ID:275515
 
This is excellent. Maybe in future versions of BYONd we could use this in some of the coding instead of recording and players to interact with.

http://www.research.att.com/projects/tts/demo.html

If you haven't already seen it, tell me what you think of it.
mAYBE Its goOD FOR a synTHETIC VOice, but ITS not GOOD.!.
In response to Jotdaniel
lol, that took me a second to figure out :-p
Tseng True Guerilla wrote:
This is excellent. Maybe in future versions of BYONd we could use this in some of the coding instead of recording and players to interact with.

http://www.research.att.com/projects/tts/demo.html

If you haven't already seen it, tell me what you think of it.

"Excellent" is supposed to mean surpassingly good. The above isn't even ordinarily good.

We went over all that in a thread in Q&A recently. The state of voice synthesis technology completely blows, and is likely to for another decade or three.

Lummox JR
In response to Shun Di
At least you understood it. I accidentally had caps lock on when I started that post and just decided to roll with it.
cool link! and even included the ability to download the sound files!

if the DM language included a software-controlled polyphonic synthesizer, I know of a few algorithms taken out of the old Commodore 64's SAM program (Software Automatic Mouth) that would work out nicely for simple Text-to-speech.
In response to Lummox JR
I figure the primary problem with voice synthesis is that computers just can't mimic the various inflections and exceptional cases which you learn as you speak English over your lifetime. The fact that it generates waveforms from samples instead of from actual tone generation also severely hinders the overall structure of the sentence.
In response to Spuzzum
See my post.
In response to Jotdaniel
Yours didn't say anything that mine did. Yours was just a joke about how bad they are.
In response to Spuzzum
That was another joke relating to the aforementioned joke. Sorry to trouble you.
Whoever said these aren't great obviously hasn't done this yet.

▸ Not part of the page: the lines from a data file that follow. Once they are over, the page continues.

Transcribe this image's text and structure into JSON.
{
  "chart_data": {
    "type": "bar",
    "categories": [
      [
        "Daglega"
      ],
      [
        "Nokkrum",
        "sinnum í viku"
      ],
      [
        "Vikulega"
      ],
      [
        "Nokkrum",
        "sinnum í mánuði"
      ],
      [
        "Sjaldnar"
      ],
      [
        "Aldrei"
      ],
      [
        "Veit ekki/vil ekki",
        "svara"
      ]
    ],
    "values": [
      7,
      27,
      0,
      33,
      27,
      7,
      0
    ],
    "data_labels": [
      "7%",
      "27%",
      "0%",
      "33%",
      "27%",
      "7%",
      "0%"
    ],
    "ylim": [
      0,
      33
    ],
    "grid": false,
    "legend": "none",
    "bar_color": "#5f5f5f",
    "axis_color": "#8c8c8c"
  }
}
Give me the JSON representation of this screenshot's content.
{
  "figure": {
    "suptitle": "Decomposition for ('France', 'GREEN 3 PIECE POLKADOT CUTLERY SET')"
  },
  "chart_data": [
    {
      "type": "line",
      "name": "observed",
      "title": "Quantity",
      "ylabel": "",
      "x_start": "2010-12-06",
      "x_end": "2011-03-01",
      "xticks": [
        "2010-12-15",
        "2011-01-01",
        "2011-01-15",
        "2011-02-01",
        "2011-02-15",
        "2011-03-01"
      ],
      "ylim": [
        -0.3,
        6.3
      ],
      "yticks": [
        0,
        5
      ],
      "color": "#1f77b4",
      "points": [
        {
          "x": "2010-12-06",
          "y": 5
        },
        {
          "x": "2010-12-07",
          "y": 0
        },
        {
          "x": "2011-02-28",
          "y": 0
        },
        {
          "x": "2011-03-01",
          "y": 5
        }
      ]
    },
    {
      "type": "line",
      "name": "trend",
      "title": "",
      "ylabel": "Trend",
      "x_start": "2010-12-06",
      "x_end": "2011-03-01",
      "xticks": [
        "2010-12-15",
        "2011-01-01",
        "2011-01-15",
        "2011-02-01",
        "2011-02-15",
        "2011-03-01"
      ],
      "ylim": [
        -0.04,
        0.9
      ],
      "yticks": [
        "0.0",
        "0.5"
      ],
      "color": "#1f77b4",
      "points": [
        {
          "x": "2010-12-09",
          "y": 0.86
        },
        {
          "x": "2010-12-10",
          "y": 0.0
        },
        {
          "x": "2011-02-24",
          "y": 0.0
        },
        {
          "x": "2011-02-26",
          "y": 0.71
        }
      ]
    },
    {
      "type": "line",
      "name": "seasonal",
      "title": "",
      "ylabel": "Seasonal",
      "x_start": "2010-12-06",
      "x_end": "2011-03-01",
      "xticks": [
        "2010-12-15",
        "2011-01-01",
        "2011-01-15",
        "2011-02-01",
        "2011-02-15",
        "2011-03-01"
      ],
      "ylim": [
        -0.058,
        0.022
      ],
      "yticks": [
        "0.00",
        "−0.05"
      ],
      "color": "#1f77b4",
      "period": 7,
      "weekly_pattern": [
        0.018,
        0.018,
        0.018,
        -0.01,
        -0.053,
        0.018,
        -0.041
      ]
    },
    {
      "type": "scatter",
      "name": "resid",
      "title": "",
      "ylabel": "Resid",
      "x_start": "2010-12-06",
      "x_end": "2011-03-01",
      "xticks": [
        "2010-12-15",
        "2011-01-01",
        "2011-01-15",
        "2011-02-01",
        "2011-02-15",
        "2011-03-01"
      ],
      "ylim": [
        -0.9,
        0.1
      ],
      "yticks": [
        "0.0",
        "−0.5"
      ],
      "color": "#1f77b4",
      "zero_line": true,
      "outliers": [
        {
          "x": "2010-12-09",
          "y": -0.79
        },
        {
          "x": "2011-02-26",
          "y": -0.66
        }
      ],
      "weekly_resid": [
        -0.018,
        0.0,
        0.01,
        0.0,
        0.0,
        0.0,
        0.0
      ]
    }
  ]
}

(Click the hyperlink on the page, if you didn't know what I meant...)


~Kujila
In response to Spuzzum
Spuzzum wrote:
I figure the primary problem with voice synthesis is that computers just can't mimic the various inflections and exceptional cases which you learn as you speak English over your lifetime. The fact that it generates waveforms from samples instead of from actual tone generation also severely hinders the overall structure of the sentence.

Many formats of voice synthesis actually do use tone generation, including I believe the Bell Labs system. The real hindrance is that the human mouth and tongue and lips and teeth and larynx and nasal passages all form a complex instrument that is not adequately modeled or even understood by anyone.

Tone-based synthesis understands that voices have a certain base pitch combined with "formants", sharp dips in the frequency spectrum that tend to identify the speaker. Most systems model speech using the three most dominant formants, but human voices tend to have about six or seven as I recall. (Formants are likely one way we recognize each other's voices.) But the pitch and harmonics can change quite a bit during ordinary speech, and I don't think existing algorithms really do enough to cover that. This is of course to say nothing of the fact that our speech is a mix between voiced sounds and non-voiced.